In new guidelines rolled out today (May 31), Plan S will delay the deadline for implementing its open-access rules by a year. After much discussion, the group decided that a group of funders known as cOAlition S needed more time to implement the requirement that all research supported by them be made completely open access (OA) as soon as it is published.
“2020 was considered to be too ambitious by the research community and publishers genuinely wishing to change,” Marc Schiltz, president of the Brussels-based advocacy group that officially launched Plan S, tells Nature.
When it was announced last September, Plan S was met with criticism about the practicality of implementing such a change. The draft guidelines for how it would be rolled out received about 600 responses that helped organizers revamp the plan. “[Plan S architects] have engaged in a good quality dialogue” with those who will be affected by the initiative, Lidia Borrell-Damián, director for research and innovation at the European University Association in Brussels, tells Science.
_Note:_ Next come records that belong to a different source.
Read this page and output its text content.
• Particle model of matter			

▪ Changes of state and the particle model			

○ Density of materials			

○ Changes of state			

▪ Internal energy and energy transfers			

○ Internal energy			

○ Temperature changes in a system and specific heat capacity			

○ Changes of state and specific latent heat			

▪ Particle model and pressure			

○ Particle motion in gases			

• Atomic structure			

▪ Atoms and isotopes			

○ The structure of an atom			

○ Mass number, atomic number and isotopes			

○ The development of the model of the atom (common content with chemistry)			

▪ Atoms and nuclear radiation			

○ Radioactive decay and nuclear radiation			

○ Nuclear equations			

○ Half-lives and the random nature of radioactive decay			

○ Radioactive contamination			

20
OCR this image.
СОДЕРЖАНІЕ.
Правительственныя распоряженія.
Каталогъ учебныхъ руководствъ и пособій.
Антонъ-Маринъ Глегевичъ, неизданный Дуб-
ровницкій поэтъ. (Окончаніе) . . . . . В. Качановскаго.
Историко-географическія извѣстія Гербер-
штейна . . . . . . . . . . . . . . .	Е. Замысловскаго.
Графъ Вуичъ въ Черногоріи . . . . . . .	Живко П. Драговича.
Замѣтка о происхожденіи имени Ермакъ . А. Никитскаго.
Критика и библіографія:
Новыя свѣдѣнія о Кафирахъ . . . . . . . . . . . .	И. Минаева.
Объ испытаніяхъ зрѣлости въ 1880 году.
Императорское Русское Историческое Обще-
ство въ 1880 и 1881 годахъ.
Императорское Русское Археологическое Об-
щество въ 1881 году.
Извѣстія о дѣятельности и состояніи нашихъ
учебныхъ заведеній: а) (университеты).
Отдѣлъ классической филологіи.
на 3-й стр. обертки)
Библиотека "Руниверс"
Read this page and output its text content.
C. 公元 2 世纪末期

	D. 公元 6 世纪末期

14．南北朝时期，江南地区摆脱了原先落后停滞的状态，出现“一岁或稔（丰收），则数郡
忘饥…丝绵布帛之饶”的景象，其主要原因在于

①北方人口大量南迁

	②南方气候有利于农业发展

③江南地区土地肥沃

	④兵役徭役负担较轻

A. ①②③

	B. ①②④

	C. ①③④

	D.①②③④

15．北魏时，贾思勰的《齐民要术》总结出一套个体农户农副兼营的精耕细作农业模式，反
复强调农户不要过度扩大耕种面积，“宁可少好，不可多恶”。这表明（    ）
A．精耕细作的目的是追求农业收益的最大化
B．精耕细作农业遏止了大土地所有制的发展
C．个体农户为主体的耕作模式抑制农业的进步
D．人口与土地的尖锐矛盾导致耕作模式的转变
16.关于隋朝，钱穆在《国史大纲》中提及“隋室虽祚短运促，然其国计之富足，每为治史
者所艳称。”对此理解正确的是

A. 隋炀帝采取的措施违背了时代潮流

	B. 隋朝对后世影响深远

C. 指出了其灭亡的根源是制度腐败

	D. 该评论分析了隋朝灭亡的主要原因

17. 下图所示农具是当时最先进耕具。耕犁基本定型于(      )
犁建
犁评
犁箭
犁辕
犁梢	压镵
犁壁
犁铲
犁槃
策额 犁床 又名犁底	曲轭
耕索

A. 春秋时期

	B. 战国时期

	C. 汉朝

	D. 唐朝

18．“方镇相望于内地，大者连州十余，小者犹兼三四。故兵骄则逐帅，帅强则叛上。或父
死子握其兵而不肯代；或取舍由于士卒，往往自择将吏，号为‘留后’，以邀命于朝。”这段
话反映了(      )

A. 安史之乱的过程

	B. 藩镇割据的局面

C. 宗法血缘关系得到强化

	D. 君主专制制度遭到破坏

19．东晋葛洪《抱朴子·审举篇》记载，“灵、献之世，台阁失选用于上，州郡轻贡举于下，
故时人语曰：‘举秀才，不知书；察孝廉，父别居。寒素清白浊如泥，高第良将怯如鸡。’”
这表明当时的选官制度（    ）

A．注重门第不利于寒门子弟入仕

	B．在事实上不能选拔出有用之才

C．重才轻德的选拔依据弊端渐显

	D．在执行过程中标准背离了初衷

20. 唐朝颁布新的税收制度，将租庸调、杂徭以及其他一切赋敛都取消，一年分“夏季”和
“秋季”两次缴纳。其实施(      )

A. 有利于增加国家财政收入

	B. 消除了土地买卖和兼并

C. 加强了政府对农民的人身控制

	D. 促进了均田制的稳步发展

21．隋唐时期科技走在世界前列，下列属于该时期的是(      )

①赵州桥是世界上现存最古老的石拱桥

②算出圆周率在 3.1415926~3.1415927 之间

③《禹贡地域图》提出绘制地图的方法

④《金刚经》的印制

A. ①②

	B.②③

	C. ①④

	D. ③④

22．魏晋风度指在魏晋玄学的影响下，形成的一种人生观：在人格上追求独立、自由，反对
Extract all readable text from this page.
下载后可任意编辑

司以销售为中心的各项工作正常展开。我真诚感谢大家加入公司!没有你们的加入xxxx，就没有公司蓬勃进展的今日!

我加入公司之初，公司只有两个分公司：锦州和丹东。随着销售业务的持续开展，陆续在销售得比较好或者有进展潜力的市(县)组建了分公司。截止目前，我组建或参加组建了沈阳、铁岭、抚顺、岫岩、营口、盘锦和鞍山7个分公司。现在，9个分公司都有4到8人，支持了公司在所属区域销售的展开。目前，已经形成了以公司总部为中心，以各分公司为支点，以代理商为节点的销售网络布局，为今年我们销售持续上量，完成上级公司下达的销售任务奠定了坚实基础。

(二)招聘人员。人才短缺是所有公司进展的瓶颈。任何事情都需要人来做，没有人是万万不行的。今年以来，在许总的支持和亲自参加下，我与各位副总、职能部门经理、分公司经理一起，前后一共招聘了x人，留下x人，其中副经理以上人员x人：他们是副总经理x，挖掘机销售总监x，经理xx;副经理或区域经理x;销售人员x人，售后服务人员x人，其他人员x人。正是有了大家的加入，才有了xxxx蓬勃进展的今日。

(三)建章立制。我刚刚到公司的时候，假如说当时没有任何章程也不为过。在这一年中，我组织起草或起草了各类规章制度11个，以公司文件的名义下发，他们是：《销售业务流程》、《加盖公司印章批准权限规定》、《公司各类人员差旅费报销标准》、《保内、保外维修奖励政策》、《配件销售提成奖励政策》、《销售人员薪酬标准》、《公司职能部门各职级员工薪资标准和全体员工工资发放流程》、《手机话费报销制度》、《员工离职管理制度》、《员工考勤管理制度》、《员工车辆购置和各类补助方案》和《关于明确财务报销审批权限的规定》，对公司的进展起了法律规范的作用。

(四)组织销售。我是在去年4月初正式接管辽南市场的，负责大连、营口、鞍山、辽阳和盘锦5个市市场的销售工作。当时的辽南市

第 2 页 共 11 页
The biggest change is the one-year postponement of when the full open-access mandate of Plan S will take effect; it will now apply to 2021 research proposals, which will start to affect publications over the following years. In addition, Plan S organizers have scrapped the proposed limit to the amount of money funders will provide for journals’ OA article-processing charges (APCs). The new guidelines also discuss ways in which researchers can comply with Plan S and clarify the initiative’s stance on publishing practices such as hybrid journals that charge both subscription fees for readers and APCs for researchers who choose to publish OA articles.
On the whole, cOAlition S “really seem[s] to have listened to the research community. There are no major sticking points anymore,” Gareth O’Neill, a linguist at Leiden University in the Netherlands, tells Science. “Now, we’ll watch them, see what works and what doesn’t, and hold them accountable.”
Not everyone agrees with O’Neill. Uppsala University structural biologist Lynn Kamerlin, who coauthored a November 2018 open letter that called Plan S “too risky” and now has some 1,800 signatories, calls the changes “cosmetic and trivial.” Kamerlin tells Science, “They more or less ignored the critique.”
“It gives more breathing space to those who have to effect this transition,” Paul Ayris, director of library services at University College London, tells Nature. “But 2021 will still be a challenge.”